3

I am trying to reproduce the C++ code into Python 3.6, but the sequence of pseudo random numbers is different in each implementation. The seed are the same on both implementation and as far as I know, both use Mersenne Twister algorithm.

What am I doing wrong?

REMEMBER1: Both codes uses the SAME seed

REMEMBER2: As far as I know, both code uses functions that implemente the SAME algorithm (Mersenne Twister).

C++:

#include <random>
#include <iostream>
int main(int argc, char* argv[])
{  
    std::mt19937 gen(2);
    std::uniform_int_distribution<> dis(0, 61);

    for (int n=0; n<10; ++n)
        std::cout << dis(gen) << ' ';

    return 0;
}

Python 3.6:

import numpy as np
rng = np.random.RandomState(2)
for i in range(10):
    print(str(rng.randint(0, 62)))

Note: randint has an exclusive upper bound. That is why I use 61 on C++ code, but 62 on Python code.

Carlos Ost
  • 492
  • 7
  • 22
  • 2
    *but the sequence of pseudo random numbers is different in each implementation* -- Isn't that a feature and not a bug? – PaulMcKenzie Jul 22 '19 at 22:01
  • As far as I know, both implementation uses the same algorithm (Mersenne Twister). That way, the results should be the same, once the seed is the same. – Carlos Ost Jul 22 '19 at 22:05
  • @thc really???? This is the sequence I got only on Python. I don't understand, but I will triple check :-) – Carlos Ost Jul 22 '19 at 22:11
  • Yes, I used: `g++ temp.cpp -o temp` then `./temp` output `40 15 45 8 22 43 18 11 40 7`. Compiler is clang on OS X. – thc Jul 22 '19 at 22:16
  • Mine is g++ (Ubuntu 7.4.0-1ubuntu1~18.04) 7.4.0 and I really can't figure out why it would give different results anyway, but thank you again. – Carlos Ost Jul 22 '19 at 22:20
  • The seeding algorithms may be different (integer value to internal state). The original seeding algorithm used by Matsumoto and Nishimura is now considered suboptimal. – user515430 Jul 22 '19 at 23:57

2 Answers2

4

You should note that C++'s standard library distributions, including std::uniform_int_distribution, use implementation-defined algorithms. In other words, these implementations may change depending on which C++ library implementation you choose, and those libraries may change those algorithms in the future. (This is in contrast to C++'s random engine classes, such as std::mt19937, which do guarantee returning the same pseudorandom values from the same seed.) See also this answer.

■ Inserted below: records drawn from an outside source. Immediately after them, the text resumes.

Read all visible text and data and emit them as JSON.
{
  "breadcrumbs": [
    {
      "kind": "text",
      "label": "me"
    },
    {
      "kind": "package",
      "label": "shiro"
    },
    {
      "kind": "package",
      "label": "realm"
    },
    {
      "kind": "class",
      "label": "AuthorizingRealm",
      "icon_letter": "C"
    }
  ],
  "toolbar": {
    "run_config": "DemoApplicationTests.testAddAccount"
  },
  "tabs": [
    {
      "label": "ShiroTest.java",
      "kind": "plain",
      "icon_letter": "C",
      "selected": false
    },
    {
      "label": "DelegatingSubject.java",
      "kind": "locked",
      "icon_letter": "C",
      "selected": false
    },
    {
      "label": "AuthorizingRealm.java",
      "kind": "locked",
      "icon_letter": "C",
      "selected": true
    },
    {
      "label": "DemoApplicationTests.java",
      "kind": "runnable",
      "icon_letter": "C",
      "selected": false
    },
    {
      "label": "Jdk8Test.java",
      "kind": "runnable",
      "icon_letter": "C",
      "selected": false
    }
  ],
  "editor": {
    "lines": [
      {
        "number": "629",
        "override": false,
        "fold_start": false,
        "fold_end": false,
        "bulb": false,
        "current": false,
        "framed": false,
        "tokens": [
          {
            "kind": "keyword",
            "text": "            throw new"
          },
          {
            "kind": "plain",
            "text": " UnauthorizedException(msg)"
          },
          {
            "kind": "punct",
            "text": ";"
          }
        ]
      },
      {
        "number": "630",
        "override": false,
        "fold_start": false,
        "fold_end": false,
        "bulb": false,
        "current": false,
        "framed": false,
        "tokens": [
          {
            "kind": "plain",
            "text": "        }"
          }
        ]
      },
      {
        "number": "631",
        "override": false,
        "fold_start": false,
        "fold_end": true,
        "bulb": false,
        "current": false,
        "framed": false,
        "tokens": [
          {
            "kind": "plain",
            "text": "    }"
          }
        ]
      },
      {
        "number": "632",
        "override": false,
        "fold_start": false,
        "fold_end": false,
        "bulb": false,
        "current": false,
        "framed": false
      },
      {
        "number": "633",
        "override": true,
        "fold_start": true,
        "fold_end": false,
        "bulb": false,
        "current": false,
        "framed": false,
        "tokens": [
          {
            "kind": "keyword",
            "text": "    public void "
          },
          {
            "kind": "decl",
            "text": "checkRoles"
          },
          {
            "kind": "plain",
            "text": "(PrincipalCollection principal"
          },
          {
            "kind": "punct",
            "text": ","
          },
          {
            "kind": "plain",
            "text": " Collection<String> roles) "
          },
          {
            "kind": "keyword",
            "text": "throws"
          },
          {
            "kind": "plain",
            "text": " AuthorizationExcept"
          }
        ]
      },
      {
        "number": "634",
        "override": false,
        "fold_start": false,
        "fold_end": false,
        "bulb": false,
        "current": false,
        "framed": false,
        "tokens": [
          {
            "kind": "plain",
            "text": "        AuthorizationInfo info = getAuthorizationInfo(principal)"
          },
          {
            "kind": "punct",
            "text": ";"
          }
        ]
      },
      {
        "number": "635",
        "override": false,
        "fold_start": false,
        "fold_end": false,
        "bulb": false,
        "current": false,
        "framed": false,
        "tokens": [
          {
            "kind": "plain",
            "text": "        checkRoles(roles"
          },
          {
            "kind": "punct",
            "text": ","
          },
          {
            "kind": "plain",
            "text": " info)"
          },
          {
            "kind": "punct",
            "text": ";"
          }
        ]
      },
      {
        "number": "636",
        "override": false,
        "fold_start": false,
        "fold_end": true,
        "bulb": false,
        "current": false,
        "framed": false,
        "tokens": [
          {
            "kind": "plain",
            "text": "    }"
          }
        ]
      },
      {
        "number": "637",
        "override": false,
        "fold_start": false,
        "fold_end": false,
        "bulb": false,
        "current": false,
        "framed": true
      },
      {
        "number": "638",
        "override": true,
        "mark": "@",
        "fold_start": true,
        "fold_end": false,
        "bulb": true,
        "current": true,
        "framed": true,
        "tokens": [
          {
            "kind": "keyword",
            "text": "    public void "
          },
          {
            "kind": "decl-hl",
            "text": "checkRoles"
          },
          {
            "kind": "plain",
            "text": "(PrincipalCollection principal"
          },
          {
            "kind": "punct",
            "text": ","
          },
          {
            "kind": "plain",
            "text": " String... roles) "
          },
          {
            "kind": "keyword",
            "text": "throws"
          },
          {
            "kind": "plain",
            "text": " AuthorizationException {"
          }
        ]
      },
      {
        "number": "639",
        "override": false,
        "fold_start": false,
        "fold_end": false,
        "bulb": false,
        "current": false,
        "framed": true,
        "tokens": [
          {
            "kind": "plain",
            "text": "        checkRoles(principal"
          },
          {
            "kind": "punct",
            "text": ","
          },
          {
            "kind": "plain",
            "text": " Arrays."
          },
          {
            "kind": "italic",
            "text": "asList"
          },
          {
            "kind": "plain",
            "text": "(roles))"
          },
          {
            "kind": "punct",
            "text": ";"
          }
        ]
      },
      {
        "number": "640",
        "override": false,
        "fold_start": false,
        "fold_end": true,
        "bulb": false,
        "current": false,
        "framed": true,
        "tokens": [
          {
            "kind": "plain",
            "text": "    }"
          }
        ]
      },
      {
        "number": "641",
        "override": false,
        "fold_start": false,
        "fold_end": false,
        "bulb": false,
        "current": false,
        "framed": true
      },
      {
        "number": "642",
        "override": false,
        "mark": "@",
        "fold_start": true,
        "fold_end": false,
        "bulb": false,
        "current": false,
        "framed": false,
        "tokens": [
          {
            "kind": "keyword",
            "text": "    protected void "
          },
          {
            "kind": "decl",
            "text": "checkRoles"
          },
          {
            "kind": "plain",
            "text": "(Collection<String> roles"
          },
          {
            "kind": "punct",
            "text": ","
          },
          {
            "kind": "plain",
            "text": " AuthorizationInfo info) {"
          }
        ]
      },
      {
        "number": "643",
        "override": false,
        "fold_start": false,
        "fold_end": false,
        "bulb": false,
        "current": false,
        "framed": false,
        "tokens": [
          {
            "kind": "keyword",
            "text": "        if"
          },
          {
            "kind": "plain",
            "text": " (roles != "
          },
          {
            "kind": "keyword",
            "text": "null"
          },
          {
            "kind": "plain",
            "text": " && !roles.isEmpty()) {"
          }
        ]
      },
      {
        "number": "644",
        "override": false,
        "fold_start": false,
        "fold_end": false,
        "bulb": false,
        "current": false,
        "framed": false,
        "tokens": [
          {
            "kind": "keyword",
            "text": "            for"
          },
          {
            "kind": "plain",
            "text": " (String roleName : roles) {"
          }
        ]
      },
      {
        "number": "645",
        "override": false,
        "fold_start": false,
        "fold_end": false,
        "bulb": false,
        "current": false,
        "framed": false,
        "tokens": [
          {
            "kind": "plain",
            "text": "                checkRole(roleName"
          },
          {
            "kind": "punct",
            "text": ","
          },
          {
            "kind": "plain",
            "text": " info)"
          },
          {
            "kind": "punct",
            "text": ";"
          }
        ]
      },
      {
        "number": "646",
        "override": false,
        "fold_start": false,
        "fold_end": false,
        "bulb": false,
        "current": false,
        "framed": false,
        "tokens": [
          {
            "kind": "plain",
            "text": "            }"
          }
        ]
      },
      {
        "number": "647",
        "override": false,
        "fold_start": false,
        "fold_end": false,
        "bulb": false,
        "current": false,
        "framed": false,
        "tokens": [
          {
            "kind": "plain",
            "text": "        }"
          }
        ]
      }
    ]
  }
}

Your best course of action is to implement or find a stable implementation of an RNG algorithm (such as an algorithm I describe in my article) and implement methods to transform the random numbers they deliver. (There are certain things to keep in mind when choosing an RNG for a particular application; the first article I linked here has more information.)

Peter O.
  • 32,158
  • 14
  • 82
  • 96
  • 2
    and you didn't understood his answer. Basically he says that even though you have used `mt19937` which is well defined the `std::uniform_int_distribution` is not strictly defined, so even in C++ form compiler to compiler you can have different result. – Marek R Jul 22 '19 at 22:39
  • 1
    @carlosOst: You are using not only `std::mt19937`, but also `std::uniform_int_distribution`, which is implementation-defined -- it can vary from implementation to implementation of the C++ standard library. – Peter O. Jul 22 '19 at 22:43
  • 1
    Pretty sure C++ and Python also use different rules for initializing the Mersenne Twister state (which is huge); you may pass `2` as the seed in both cases, but it'll be expanded to completely different internal state, so even without `std::uniform_int_distribution` interfering, the behavior would differ. Not sure if `numpy`'s version is more similar to C++, but [Python's built-in seed expansion algorithm is pretty different from what I can tell](https://github.com/python/cpython/blob/3.7/Modules/_randommodule.c#L258). – ShadowRanger Jul 23 '19 at 02:48
1

There isn't one unique way of getting from a RNG to a single bounded int. See for example:

http://www.pcg-random.org/posts/bounded-rands.html

Which has several versions. Note that C++ and Python take different options here, hence you'll get a different sequence from the "same" RNG and seed.

Sam Mason
  • 15,216
  • 1
  • 41
  • 60